L’un des intervenants a étudié la scène punk irlandaise dans le contexte particulier des « Troubles » en Irlande du Nord. Période durant laquelle un conflit politico-confessionnel opposait les loyalistes protestants (fidèle à la couronne britannique et d’accord avec l’actuelle partition du territoire de Grande Bretagne) aux républicains catholiques pour l’indépendance de l’Irlande du Nord. De nombreuses attaques armées ont été portées par les deux camps plongeant la Grande Bretagne dans un climat de quasi-guerre civile. A Belfast et Derry, les quartiers étaient très ghettoïsés avec une forte homogénéité confessionnelle. Des murs séparent encore certains quartiers. Les centre-villes et les concerts de punk se sont révélées êtres des lieux de mixité. RUDI, the Understones et the Outcasts sont les premiers groupes de la scène en Irlande du Nord.

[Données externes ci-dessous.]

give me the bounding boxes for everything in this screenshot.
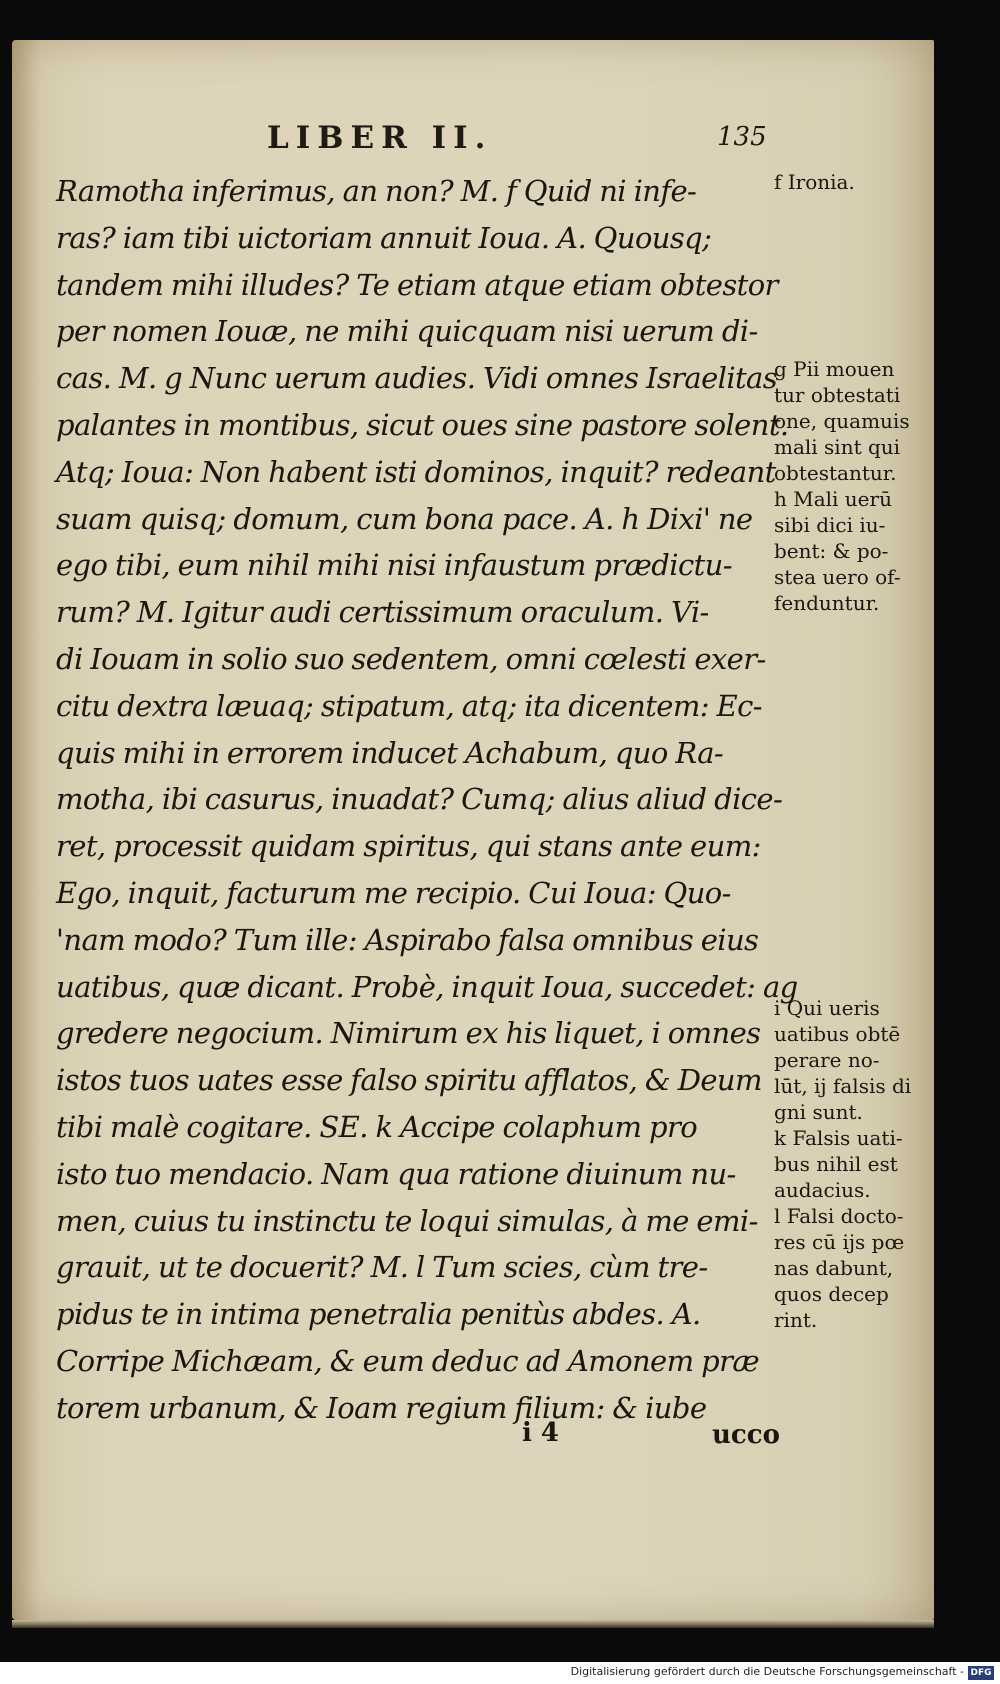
text-line: rum? M. Igitur audi certissimum oraculum. Vi- xyxy=(56,595,709,630)
note-line: bus nihil est xyxy=(774,1152,898,1176)
note-line: quos decep xyxy=(774,1282,889,1306)
note-line: obtestantur. xyxy=(774,461,897,485)
text-line: motha, ibi casurus, inuadat? Cumq; alius aliud dice- xyxy=(56,782,783,817)
note-line: one, quamuis xyxy=(774,409,910,433)
text-line: quis mihi in errorem inducet Achabum, quo Ra- xyxy=(56,735,724,770)
text-line: torem urbanum, & Ioam regium filium: & iube xyxy=(56,1390,707,1425)
text-line: per nomen Iouæ, ne mihi quicquam nisi uerum di- xyxy=(56,314,758,349)
note-line: h Mali uerū xyxy=(774,487,892,511)
page-footer xyxy=(12,1418,934,1458)
text-line: 'nam modo? Tum ille: Aspirabo falsa omnibus eius xyxy=(56,922,759,957)
text-line: ret, processit quidam spiritus, qui stans ante eum: xyxy=(56,829,761,864)
note-line: lūt, ij falsis di xyxy=(774,1074,912,1098)
text-line: gredere negocium. Nimirum ex his liquet, i omnes xyxy=(56,1016,761,1051)
signature-mark: i 4 xyxy=(522,1418,560,1448)
text-line: istos tuos uates esse falso spiritu afflatos, & Deum xyxy=(56,1063,762,1098)
text-line: uatibus, quæ dicant. Probè, inquit Ioua, succedet: ag xyxy=(56,969,798,1004)
note-line: l Falsi docto- xyxy=(774,1204,904,1228)
catchword: ucco xyxy=(712,1420,780,1450)
text-line: di Iouam in solio suo sedentem, omni cœlesti exer- xyxy=(56,641,766,676)
text-line: Ego, inquit, facturum me recipio. Cui Ioua: Quo- xyxy=(56,875,731,910)
page-edge xyxy=(12,1620,934,1628)
marginal-note-i-k-l xyxy=(774,995,944,1333)
note-line: sibi dici iu- xyxy=(774,513,886,537)
text-line: Ramotha inferimus, an non? M. f Quid ni infe- xyxy=(56,174,697,208)
credit-bar xyxy=(0,1662,1000,1684)
note-line: g Pii mouen xyxy=(774,357,895,381)
note-line: mali sint qui xyxy=(774,435,901,459)
text-line: cas. M. g Nunc uerum audies. Vidi omnes Israelitas xyxy=(56,361,778,396)
text-line: ego tibi, eum nihil mihi nisi infaustum prædictu- xyxy=(56,548,732,583)
text-line: tandem mihi illudes? Te etiam atque etiam obtestor xyxy=(56,267,778,302)
marginal-note-g-h xyxy=(774,356,944,616)
text-line: Atq; Ioua: Non habent isti dominos, inquit? redeant xyxy=(56,454,776,489)
page-number: 135 xyxy=(717,122,767,152)
text-line: suam quisq; domum, cum bona pace. A. h Dixi' ne xyxy=(56,501,753,536)
note-line: tur obtestati xyxy=(774,383,901,407)
note-line: bent: & po- xyxy=(774,539,889,563)
book-page xyxy=(12,40,934,1620)
note-line: uatibus obtē xyxy=(774,1022,901,1046)
text-line: citu dextra læuaq; stipatum, atq; ita dicentem: Ec- xyxy=(56,688,762,723)
note-line: nas dabunt, xyxy=(774,1256,894,1280)
marginal-note-f xyxy=(774,169,944,195)
note-line: audacius. xyxy=(774,1178,871,1202)
text-line: men, cuius tu instinctu te loqui simulas, à me emi- xyxy=(56,1203,758,1238)
dfg-logo-icon: DFG xyxy=(968,1666,994,1680)
note-line: f Ironia. xyxy=(774,170,855,194)
text-line: palantes in montibus, sicut oues sine pastore solent. xyxy=(56,407,789,442)
text-line: tibi malè cogitare. SE. k Accipe colaphum pro xyxy=(56,1109,698,1144)
note-line: k Falsis uati- xyxy=(774,1126,903,1150)
note-line: i Qui ueris xyxy=(774,996,880,1020)
note-line: gni sunt. xyxy=(774,1100,863,1124)
running-head: LIBER II. xyxy=(267,120,493,156)
note-line: stea uero of- xyxy=(774,565,901,589)
text-line: pidus te in intima penetralia penitùs abdes. A. xyxy=(56,1297,701,1332)
note-line: rint. xyxy=(774,1308,818,1332)
text-line: ras? iam tibi uictoriam annuit Ioua. A. Quousq; xyxy=(56,220,712,255)
funding-credit: Digitalisierung gefördert durch die Deutsche Forschungsgemeinschaft - xyxy=(570,1665,964,1678)
page-header xyxy=(12,120,934,160)
text-line: Corripe Michæam, & eum deduc ad Amonem præ xyxy=(56,1343,759,1378)
note-line: fenduntur. xyxy=(774,591,880,615)
text-line: isto tuo mendacio. Nam qua ratione diuinum nu- xyxy=(56,1156,736,1191)
note-line: res cū ijs pœ xyxy=(774,1230,905,1254)
text-line: grauit, ut te docuerit? M. l Tum scies, cùm tre- xyxy=(56,1250,708,1285)
note-line: perare no- xyxy=(774,1048,880,1072)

Les concerts sont exceptionnellement interrompus par des groupes paramilitaires (autant par l’IRA que les UDA) qui imposent des minutes de silence pour des militants tués, ainsi que des quêtes pour la lutte armée. Les punks sont aussi attaqués par les « spides », de jeunes hommes proches des valeurs traditionnelles en opposition avec l’image trans-genre ou homosexuelle propre au milieu punk d’Irlande du Nord. Mais la violence de la scène punk n’est finalement qu’une simple poussière médiatique et intéresse peu la police au beau milieu du conflit. Les bagarres entre bandes et groupes sont vécues par leurs acteurs comme des « bastons de dessins animés », comme une sorte de jeu. Au début des années 80, le mouvement skinhead apparaît d’abord du côté protestant, influencé par le British National Front. Les skinheads protestants étaient rasés, mais gardaient deux lignes sur le côté de la tête, les catholiques un seul. Le mouvement skinhead a politisé et polarisé le milieu musical avec les nombreuses bastons qui ont eu lieu entre skinheads protestants et skinheads catholiques.

La Normandie fut une terre pionnière du punk. Dès 76 la scène française ne se limite pas à celle de Paris. En Normandie, elle émerge dans un contexte marqué par la guerre, encore relativement proche temporellement. En 74 a lieu un fort mouvement lycéen et nous sommes encore dans la période post-68 teintée de libertarisme et de situationnisme. La région connaît la désindustrialisation et un fort taux de chômage. Le Havre est qualifiée de « ville dure et violente » et le chanteur des City Kids se rappelle encore que les jeunes avaient « envie de cracher à la gueule de ce monde ». Le punk arrive de la proche Grande-Bretagne et agrémente les rayons des disquaires. On capte la BBC et il est possible d’écouter l’émission de John Peel. Les premiers concerts font leur apparition et les Clash feront leur premier concert en France, non pas à Paris mais à Rouen devant 250 personnes. Les Stranglers et Dr Feelgood passent au Havre.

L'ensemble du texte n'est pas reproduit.